Les marabouts de Diamakota n’ont pas bonne presse devant la justice. Etiquetés comme des arnaqueurs invétérés, ils sont régulièrement remis à l’ordre par le glaive de la justice. «Ils doivent même être sanctionnés sévèrement. La peine de six mois qu’ils reçoivent souvent ne les dissuade pas. Ils sont jeunes et doivent travailler pour gagner leur vie à la sueur de leur front», a dit le représentant du ministère public au juge. Il a requis contre Alassane Sy et Ibrahima Diao, la peine de 2 ans ferme. Ces derniers comparaissaient pour association de malfaiteurs, escroquerie et charlatanisme au préjudice de Pape Issa Ngom, portant la somme de 5 millions 350 mille. Ils sont condamnés à 2 ans dont 6 mois ferme.
En fait, la partie civile, sexagénaire désabusé, a reçu un jour, selon ses révélations à la barre, un appel téléphonique. Son interlocuteur s’est présenté à lui sous le nom de Babacar Diao. Ce dernier lui dit qu’il voulait lui prodiguer des conseils, car il serait marabouté. Il lui a aussi fait savoir qu’il pouvait aider sa fille muette à retrouver la parole. Pour ce faire, il lui a recommandé de faire des sacrifices. Mais, pour le rassurer, l’homme lui a remis un numéro de téléphone en promettant de lui rendre visite. Quelques jours après, il a envoyé un certain Modou Diao chez lui. «Ce dernier m’a dit que c’est son père Babacar Diao qui l’a envoyé. Il l’a appelé au téléphone et me l’a passé. Celui-ci m’a dit que c’est bien lui qui l’a envoyé auprès de moi. Il m’a demandé de faire beaucoup de sacrifices pour obtenir la guérison de mon enfant. C’est ainsi que j’ai commencé à lui envoyer des sommes d’argent au numéro qu’il m’a remis jusqu’à hauteur de 3 millions 350 mille francs», a raconté la partie civile, qui dit avoir remis le reste en mains propres à Modou Diao. Pendant trois mois, les mis en cause ont réussi à lui soutirer la somme de 5 350 000 francs. N’ayant rien vu, Pape Issa Ngom a porté plainte contre X.

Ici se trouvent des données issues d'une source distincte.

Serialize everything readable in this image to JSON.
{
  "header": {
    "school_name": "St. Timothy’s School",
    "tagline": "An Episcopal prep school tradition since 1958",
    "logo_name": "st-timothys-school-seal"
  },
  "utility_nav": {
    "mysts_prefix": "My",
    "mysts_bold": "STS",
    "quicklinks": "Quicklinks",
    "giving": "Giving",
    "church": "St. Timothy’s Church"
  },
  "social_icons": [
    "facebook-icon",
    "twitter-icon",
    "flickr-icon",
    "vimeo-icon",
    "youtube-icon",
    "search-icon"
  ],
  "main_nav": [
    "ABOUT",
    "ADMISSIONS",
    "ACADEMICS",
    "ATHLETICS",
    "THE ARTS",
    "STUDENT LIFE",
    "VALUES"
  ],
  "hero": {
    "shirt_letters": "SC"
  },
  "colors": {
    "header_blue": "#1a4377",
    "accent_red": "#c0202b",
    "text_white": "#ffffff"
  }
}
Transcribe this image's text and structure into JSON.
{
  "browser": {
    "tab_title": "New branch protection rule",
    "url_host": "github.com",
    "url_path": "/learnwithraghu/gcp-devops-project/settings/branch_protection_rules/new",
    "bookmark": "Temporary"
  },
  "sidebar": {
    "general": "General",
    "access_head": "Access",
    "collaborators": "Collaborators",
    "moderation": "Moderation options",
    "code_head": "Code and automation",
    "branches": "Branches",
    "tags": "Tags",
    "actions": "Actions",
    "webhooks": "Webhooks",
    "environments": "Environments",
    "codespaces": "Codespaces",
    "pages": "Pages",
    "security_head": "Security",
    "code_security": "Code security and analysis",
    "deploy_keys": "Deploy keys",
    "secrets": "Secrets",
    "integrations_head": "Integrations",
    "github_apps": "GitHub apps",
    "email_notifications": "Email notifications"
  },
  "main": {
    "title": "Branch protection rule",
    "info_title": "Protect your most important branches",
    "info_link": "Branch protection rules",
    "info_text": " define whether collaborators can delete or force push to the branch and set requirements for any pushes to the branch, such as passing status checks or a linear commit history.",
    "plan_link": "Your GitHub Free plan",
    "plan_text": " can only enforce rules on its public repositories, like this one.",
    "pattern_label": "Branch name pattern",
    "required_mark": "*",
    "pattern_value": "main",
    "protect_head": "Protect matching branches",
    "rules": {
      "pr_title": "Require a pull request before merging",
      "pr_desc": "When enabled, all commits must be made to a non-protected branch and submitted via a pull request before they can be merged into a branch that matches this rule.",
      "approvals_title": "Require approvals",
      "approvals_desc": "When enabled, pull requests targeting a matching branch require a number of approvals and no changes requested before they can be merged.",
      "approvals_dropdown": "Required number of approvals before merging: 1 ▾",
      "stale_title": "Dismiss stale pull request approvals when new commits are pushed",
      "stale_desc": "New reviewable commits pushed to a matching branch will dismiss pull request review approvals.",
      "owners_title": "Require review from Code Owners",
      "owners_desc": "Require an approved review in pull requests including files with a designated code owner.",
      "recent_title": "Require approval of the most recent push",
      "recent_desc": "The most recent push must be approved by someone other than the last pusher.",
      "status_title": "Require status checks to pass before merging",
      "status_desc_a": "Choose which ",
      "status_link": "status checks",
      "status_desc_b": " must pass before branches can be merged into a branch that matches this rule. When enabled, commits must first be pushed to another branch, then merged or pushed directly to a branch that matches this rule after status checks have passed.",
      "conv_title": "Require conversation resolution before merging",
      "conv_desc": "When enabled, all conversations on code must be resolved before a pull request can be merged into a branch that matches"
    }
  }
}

En tout cas, Modou Diao s’était arrangé à ce que l’argent soit envoyé à un tiers qui se trouve être Alassane Sy. D’ailleurs, les enquêteurs ont trouvé sur lui une carte d’identité dont le numéro est le même que celui qui figure sur les reçus de retrait. Mieux, le numéro de téléphone, qui a servi à l’envoi correspond avec le sien. Mais, comme il habite la même maison avec Ibrahima Diao, ce dernier n’a pas été épargné par les enquêteurs. L’exploitation de son téléphone a permis de trouver beaucoup de messages de même nature. Ce qui amène le procureur à dire qu’il y a des faisceaux d’indices, qui convergent vers leur culpabilité. Selon lui, s’ils ne sont pas des auteurs principaux, ils sont des complices. C’est pourquoi, après avoir demandé de les condamner pour le délit d’association de malfaiteurs, il a sollicité la disqualification de l’escroquerie en complicité de ce chef et de les relaxer du délit de charlatanisme qui, selon lui, n’est pas constitué. Les prévenus ont nié les faits. Alassane Sy soutient que sa pièce d’identité était détenue par son frère Modou Diao, qui est le propriétaire du numéro de téléphone.
Selon l’avocat de la défense, il y a plus de préjugés que de preuves. Car, «le plaignant a dit qu’il n’a jamais vu Alassane Sy et c’est une autre personne qui venait prendre l’argent chez lui», a rappelé Me Aliou Sow en précisant que son client n’a jamais mis les pieds chez Ngom. Il n’a jamais échangé avec lui par téléphone non plus, ajoute l’avocat. A l’en croire, c’est son frère Omar Diao qui utilisait sa puce quand il a quitté Dakar. D’ailleurs, les appels émis sont localisés dans la zone de Keur Massar, Tally Boune alors que Alassane Sy n’était pas à Dakar, renseigne la robe noire. Estimant que son client est comme un cheveu dans la soupe, il a plaidé la relaxe au bénéfice du doute. Son co-prévenu, qui n’avait pas d’avocat, a dit être étranger aux faits. Au finish, ils ont été déclarés coupables et condamnés à 2 ans dont 6 mois ferme.